4.. Wat doe je op welke schaal?

Een keuze voor samenwerking met de BCH-gemeenten bij de organisatie van de uitvoering van het sociale domein betekent niet dat andere (al bestaande) vormen van samenwerking moeten

eindigen. Samenwerking in de regio Alkmaar blijft mogelijk, soms zelfs noodzakelijk, en dat geldt ook voor bovenregionale samenwerking. De afspraken die zijn gemaakt omtrent het congruent

samenwerkingsverband regio Alkmaar voor het breed maatschappelijk domein blijven van kracht.

Op dit niveau kunnen immers voordelen ontstaan wanneer gezamenlijk wordt gekeken naar onderwerpen als inkoop, communicatie, visievorming en beleidsvoorbereiding.

Een essentieel verschil tussen regionaal samenwerken en in BCH verband samenwerken is de wijze waarop beleidsvoorbereiding tot stand komt. Het congruente samenwerkingsverband met de 8 gemeenten van de regio Alkmaar is gericht op de beleidsvoorbereiding van de drie decentralisaties.

Een sociale dienst is een uitvoeringsorganisatie. De BCH gemeenten kunnen dus op strategisch niveau met de 8 samenwerken, ook richting grote regionale partners, en voor de uitvoering een kleinere schaal kiezen (BCH).

Wanneer gekozen wordt voor samenwerking in BCH-verband kunnen onze gemeenten dus ook nog steeds deelnemen aan de GR WNK. Datzelfde geldt ook voor de jeugdzorg. Samen met de andere gemeenten in de regio Alkmaar kan worden gewerkt aan het uitvoeren van de SW, het

herstructureren van WNK, het oprichten van de nieuw te vormen werkbedrijven en het inrichten van het nieuwe instrument Beschut Werk en / of de uitvoering van gespecialiseerde jeugdzorg. Zoals voor elk onderwerp geldt waarop regionaal wordt samengewerkt zal steeds de afweging moeten worden gemaakt op welke schaal de werkzaamheden het best kunnen worden uitgevoerd.

Indien wordt gekozen voor samenwerking op het niveau van de BCH-gemeenten moeten de al bestaande samenwerkingsovereenkomsten binnen het sociale domein in kaart worden gebracht, er moet worden onderzocht of het in termen van effectiviteit en efficiency wenselijk en haalbaar is om ze te laten bestaan of dat het beter is om ze in BCH verband te organiseren.

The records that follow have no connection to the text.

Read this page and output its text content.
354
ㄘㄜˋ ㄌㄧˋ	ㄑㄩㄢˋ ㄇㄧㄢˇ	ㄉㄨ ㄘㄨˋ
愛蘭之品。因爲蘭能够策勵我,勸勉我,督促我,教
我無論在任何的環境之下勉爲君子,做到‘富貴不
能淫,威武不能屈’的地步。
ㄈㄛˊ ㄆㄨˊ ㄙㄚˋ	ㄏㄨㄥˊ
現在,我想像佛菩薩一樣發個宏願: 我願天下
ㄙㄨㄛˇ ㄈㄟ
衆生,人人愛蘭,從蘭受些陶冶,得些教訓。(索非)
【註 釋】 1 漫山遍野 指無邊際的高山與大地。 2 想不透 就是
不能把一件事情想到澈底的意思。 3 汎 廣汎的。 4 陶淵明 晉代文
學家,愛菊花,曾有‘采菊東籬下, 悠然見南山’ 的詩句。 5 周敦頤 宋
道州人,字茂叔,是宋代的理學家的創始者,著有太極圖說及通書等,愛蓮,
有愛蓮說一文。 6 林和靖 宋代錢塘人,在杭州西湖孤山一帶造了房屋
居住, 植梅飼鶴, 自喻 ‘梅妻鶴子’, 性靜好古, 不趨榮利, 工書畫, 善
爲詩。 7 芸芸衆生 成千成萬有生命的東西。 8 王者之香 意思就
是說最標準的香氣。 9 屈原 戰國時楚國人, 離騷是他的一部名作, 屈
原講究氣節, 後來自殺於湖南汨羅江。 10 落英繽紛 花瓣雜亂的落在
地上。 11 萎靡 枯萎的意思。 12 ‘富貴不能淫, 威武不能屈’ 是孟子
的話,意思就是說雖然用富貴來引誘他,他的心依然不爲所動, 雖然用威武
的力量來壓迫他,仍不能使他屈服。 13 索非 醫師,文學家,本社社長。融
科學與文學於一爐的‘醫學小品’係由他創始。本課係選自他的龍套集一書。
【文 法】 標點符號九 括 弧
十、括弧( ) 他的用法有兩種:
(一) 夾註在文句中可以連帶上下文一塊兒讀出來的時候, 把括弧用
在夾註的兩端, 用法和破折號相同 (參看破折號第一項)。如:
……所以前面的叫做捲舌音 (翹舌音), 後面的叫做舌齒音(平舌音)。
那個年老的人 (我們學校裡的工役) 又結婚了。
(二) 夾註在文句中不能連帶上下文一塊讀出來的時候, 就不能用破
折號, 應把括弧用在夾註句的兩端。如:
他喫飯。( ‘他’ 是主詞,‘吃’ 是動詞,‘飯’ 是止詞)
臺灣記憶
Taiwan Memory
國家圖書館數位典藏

Dit geldt in ieder geval voor onderstaande onderwerpen:

• Jongerenloket

• Zelfstandigenloket

• Sociale recherche

• Arbeidsmarktbeleid en werkgeversbenadering

• Schuldhulpverlening 5. Budget

Wij krijgen er als gemeenten veel geld bij. Het geld dat wordt overgeheveld voor de uitvoering van de nieuwe taken wordt ontschot. Dit stelt ons in staat ondersteuning en zorg integraal te

benaderen. Uitdagingen en ook de oplossingen daarvoor bundelen wij. Hierdoor is het bijvoorbeeld mogelijk de beschutting die geboden moet worden in het kader van een veilige werkplek te

combineren met de verantwoordelijkheid die wij hebben voor dagopvang. Het beschikbare budget kan zo breed worden ingezet waardoor meerdere beleidsdoelen zijn te behalen.

8

(9)

Het uitgangspunt is dichtbij de inwoner en het leveren van kwalitatief maatwerk, effectief en efficiënt binnen de financiële randvoorwaarden.

Het budget dat beschikbaar komt voor de uitvoering van onze nieuwe taken, alsmede de bestaande budgetten, zetten wij in ter versterking van onze samenleving. Het budget dat wij van het Rijk ontvangen voor de uitvoering van nieuwe taken is daarvoor het plafond. Verder is het uitgangspunt dat van het beschikbare budget zo veel mogelijk wordt besteed aan zorg en ondersteuning van onze inwoners.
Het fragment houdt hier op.